The Many Paradoxes of William Stanley Jevons, Part I

Economist William Stanley Jevons (1835-1882) is best known today for work he did as a kind of side hustle. And that side hustle is now changing our world.

The Many Paradoxes of William Stanley Jevons, Part I
How wonderful that we have met with a paradox. Now we have some hope of making progress.
- Niels Bohr

Economist William Stanley Jevons (1835-1882) is best known today for work he did as a kind of side hustle. A polymath in an era when that term still meant something, the Liverpool-born Jevons did work in a dizzying number of fields, including chemistry (a degree he didn't complete), mathematics and logic (a degree he did complete), railway policy, meteorology, land use, cloud formation, gunpowder, and geology. And there were more.

19th century polymath

Like many of his era, Jevons was a mess of contradictions. He was a college dropout turned laborer, turned college re-entrant, turned academic, and eventually a public intellectual. Among the best-known and most respected economic thinkers of his time, he suffered from uncertainty, many physical ailments, depression, and insomnia Jevons was a deep thinker, obsessed with certainty and evidence and logic and maths, and yet verged on crankish when it came to race, arguing, for example, that the Irish were a separate race, one that couldn't be trusted given their tendency to public drunkenness.

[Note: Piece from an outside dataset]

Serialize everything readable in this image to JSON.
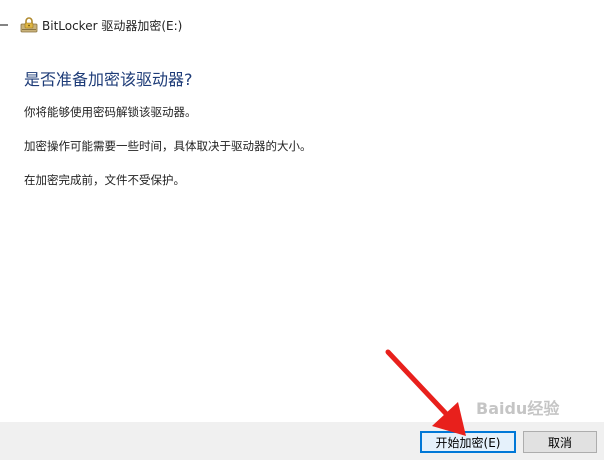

The Irish couldn't be trusted, according to Jevons

Jevons' work, however, was the thing. He had a mostly favorable reception from fellow economists, including Alfred Marshall and, posthumously, John Maynard Keynes. Having said that, Keynes faulted Jevons (Essays in Biography, 1933) for being excitable in his discoveries, compared to the painstaking Marshall, "Jevons saw the kettle boil and cried out with the delighted voice of a child; Marshall too had seen the kettle boil and sat down silently to build an engine". Jevons had a less favorable relationship with philosopher John Stuart Mill, with whom he had a running, life-long squabble, one only ended by the former's early death, to which we will return in part two of this note.

Today, however, Jevons is best known for two things. First, independently, but at the same time as two contemporaries, he first described marginal utility (he called it "final" not marginal) in a form similar to how it is now used in economics. This is the idea that the value of something in a functioning market is not driven by the cost to produce it, but by the value given it at the margin. In particular, it refers to the additional satisfaction or value a consumer gets from one additional unit of a thing. While the additional satisfaction gained from each successive unit generally falls, it can be also positive or even zero.

It can be useful to think of marginal utility in martini terms. One is good, two is better, and three is a disaster. The utility of a thing can go up with more consumed, and then flatline, and even fall. (The humorist James Thurber put it differently, once writing, "One martini is all right. Two are too many, and three are not enough", representing a less common utility function).